L’interrogation peut sembler prétentieuse après 70 ans de vie œcuménique, d’autant plus qu’il s’agit de ce plus petit pays du Moyen-Orient en proie à de nombreuses tensions internes et régionales. Avec un système politique fondé sur un modus vivendi proportionnel aux dimensions de ses 18 communautés religieuses, chrétiennes et musulmanes avec leurs ramifications respectives.

Une observation socio-démographique permet de mieux situer notre postulat de départ. Au début des années 1800, le Mont Liban constituait l’habitat des chrétiens Maronites et des Druzes, ces montagnards qu’on opposait aux citadins de Beyrouth, capitale marchande et côtière, abritant les intellectuels et commerçants orthodoxes et sunnites. C’est à cette période que des missionnaires catholiques (plutôt français) et des missionnaires protestants (surtout américains) arrivaient au Liban dans un but d’évangélisation des populations musulmanes, plus particulièrement celles de Palestine ou des territoires dits bibliques. Les missions catholiques s’inséraient en milieu chrétien dans la montagne et en ville, parmi les Orthodoxes.

Quant aux protestants, d’abord américains puis européens, ils s’installaient dès 1823 en milieu majoritairement musulman comprenant une minorité orthodoxe bien enracinée. La prédication de la Parole, principal moyen de sensibilisation du public, se confrontait à un problème majeur: l’usage de la langue vernaculaire en opposition à la langue liturgique des églises locales traditionnelles : le grec, l’assyrien ou l’araméen. La lecture et la compréhension de la Parole de Dieu, éléments fondamentaux de cette nouvelle confession de foi, ont fortement œuvré en faveur de la généralisation de l’enseignement des garçons et, spécificité chrétienne, des filles. En leur qualité de futures mamans, c’est auprès d’elles que se ferait la transmission de la foi.

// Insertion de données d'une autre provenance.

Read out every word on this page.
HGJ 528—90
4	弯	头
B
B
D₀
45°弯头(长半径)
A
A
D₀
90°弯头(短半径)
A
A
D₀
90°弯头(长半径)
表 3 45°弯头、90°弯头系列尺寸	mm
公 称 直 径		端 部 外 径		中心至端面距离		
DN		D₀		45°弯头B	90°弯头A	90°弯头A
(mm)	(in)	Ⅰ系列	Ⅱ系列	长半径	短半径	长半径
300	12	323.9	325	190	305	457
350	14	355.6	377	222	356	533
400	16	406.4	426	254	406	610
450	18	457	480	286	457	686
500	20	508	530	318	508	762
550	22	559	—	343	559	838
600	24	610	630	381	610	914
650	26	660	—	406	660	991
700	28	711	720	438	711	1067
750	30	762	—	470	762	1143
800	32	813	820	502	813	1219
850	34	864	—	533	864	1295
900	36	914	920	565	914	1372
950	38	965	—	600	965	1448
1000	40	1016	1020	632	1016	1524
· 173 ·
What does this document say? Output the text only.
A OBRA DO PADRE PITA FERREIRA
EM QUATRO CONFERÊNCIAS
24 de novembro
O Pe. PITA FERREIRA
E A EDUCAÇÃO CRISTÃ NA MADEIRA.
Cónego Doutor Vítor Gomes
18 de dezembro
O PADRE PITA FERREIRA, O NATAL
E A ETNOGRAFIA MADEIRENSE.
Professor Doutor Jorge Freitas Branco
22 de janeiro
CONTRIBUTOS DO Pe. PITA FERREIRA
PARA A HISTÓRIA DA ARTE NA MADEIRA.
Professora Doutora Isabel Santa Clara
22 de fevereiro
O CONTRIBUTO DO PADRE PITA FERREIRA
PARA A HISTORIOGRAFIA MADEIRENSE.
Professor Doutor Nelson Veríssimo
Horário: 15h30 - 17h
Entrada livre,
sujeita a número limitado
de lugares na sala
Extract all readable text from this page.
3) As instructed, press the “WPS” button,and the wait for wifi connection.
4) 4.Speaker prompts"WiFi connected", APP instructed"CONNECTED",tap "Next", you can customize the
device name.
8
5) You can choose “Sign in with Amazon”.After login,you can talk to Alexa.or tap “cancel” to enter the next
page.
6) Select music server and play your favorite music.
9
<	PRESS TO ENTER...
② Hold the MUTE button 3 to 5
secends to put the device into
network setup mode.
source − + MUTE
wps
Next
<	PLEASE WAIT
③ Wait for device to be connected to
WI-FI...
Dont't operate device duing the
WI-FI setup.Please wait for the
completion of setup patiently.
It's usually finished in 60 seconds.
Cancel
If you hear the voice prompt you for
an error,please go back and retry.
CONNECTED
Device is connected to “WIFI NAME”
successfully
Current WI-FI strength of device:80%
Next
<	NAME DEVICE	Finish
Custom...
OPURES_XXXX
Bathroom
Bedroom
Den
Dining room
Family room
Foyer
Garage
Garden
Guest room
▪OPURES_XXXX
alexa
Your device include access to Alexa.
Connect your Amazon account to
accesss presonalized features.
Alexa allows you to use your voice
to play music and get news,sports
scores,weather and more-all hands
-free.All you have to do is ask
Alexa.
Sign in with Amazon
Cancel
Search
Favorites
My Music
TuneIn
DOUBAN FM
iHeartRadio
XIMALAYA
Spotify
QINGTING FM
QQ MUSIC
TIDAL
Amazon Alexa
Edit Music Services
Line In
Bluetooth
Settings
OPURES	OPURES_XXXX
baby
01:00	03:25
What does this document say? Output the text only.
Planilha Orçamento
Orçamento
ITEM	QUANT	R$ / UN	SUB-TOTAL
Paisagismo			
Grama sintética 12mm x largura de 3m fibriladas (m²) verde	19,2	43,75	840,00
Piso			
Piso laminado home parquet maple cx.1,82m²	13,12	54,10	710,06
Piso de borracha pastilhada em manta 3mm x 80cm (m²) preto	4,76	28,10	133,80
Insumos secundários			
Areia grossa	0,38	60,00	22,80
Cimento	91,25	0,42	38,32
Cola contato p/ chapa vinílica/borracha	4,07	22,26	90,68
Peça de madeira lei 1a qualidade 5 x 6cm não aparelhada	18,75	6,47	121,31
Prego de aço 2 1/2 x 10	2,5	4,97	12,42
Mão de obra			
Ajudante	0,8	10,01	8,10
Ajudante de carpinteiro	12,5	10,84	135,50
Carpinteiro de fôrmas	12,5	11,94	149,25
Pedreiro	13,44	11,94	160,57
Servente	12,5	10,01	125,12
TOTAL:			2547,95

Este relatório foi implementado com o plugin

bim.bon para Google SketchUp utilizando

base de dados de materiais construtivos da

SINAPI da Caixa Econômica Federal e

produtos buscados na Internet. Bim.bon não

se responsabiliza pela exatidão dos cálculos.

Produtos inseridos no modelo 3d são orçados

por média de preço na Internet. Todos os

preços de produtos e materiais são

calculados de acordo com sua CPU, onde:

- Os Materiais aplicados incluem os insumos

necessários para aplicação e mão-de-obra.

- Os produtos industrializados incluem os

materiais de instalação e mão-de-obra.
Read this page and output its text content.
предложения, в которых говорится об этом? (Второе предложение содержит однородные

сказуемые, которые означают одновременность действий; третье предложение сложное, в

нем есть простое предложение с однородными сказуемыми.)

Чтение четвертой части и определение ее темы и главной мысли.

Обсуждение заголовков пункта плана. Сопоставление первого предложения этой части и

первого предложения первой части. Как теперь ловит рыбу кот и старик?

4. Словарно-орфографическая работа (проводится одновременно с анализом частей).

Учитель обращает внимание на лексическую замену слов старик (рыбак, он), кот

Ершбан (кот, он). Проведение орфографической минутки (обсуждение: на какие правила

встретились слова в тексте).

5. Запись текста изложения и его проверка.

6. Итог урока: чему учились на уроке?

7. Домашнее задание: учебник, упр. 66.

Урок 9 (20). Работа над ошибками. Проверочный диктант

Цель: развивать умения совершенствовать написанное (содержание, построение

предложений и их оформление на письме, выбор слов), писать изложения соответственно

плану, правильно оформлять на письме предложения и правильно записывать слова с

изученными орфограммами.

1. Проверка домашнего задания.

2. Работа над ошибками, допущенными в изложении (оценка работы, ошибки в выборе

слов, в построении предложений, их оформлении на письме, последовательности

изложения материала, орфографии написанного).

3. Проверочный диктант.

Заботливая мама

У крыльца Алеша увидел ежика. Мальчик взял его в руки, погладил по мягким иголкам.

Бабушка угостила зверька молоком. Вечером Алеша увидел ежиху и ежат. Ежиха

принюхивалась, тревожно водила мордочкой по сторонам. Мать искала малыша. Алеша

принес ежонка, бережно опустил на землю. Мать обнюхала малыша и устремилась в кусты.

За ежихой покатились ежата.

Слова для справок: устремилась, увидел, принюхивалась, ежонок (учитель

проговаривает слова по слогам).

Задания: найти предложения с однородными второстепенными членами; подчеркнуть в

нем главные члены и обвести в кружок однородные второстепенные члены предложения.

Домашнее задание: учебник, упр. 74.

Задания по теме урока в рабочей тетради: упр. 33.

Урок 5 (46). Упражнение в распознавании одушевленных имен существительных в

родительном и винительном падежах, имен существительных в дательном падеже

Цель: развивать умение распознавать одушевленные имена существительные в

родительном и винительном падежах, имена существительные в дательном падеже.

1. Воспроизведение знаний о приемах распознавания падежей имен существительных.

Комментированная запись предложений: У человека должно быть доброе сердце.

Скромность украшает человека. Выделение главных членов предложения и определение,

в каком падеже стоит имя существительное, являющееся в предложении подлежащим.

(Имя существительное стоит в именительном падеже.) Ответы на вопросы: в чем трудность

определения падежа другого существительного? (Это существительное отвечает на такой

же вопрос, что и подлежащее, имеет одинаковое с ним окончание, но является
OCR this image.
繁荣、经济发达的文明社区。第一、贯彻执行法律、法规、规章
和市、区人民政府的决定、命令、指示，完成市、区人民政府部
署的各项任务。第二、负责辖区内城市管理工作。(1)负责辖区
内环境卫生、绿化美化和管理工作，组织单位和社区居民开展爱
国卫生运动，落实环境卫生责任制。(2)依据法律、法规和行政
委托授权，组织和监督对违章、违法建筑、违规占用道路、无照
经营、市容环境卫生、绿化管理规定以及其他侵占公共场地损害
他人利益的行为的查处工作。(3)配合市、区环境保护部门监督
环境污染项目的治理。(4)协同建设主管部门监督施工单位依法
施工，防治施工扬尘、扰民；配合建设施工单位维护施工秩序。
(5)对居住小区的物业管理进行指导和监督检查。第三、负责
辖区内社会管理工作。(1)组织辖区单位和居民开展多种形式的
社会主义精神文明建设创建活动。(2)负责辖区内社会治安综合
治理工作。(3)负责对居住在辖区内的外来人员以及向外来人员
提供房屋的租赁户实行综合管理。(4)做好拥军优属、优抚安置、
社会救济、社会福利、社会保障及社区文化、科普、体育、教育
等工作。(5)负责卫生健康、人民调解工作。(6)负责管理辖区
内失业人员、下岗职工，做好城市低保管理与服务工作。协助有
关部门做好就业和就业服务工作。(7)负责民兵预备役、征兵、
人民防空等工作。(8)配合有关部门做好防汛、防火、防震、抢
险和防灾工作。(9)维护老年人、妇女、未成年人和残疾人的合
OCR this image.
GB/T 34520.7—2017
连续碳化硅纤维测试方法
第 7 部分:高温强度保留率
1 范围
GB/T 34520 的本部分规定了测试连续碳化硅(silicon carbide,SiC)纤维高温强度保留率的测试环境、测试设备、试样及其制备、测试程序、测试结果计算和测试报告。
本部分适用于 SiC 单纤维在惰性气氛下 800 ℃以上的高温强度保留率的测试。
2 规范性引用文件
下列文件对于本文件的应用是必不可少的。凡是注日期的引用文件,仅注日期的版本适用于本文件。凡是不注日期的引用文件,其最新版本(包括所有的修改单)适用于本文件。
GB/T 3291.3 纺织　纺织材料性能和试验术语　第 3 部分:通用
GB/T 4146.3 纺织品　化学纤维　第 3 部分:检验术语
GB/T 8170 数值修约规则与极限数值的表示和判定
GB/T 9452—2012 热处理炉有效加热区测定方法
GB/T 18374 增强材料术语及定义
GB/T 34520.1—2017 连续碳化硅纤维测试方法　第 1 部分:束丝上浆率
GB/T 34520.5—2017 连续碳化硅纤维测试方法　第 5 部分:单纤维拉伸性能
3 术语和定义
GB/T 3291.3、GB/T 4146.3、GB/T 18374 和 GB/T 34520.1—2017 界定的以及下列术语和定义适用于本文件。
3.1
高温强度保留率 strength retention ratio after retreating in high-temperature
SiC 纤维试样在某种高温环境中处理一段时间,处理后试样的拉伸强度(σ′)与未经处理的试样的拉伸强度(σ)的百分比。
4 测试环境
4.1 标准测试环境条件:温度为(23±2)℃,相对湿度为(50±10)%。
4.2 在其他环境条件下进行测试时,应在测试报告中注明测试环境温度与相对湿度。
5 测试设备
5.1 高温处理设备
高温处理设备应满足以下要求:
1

En 1975, Beyrouth Ouest comptait à elle seule 9 collèges et lycées d’inspiration ou de formation protestante et 12 entre Est et Ouest confondus, soutenus par 7 Églises ou congrégations locales. En même temps, la diffusion de la Bible et de la littérature religieuse, l’installation de sociétés bibliques, ont contribué à la diffusion de la Bonne Nouvelle et à la création d’un solide réseau œcuménique autour des Écritures.

Beyrouth fut aussi la « capitale » du véritable œcuménisme entre les quatre familles religieuses du Moyen Orient. Le CEMO (Conseil des Églises du Moyen-Orient ), fondé en 1974, fut largement initié et soutenu par son bras protestant et ceci tout au long de la guerre civile et des conflits régionaux. La présence du protestantisme au Moyen Orient – et plus particulièrement à Beyrouth – a certes laissé un cachet indélébile sur cette « terre de mission». Elle a facilité l’exposition des Libanais aux cultures et civilisations étrangères.

Nous souhaiterions que ces talents reçus en abondance soient investis au service du développement du pays, de la région, afin de continuer à soutenir les plus petits d’entre nos frères.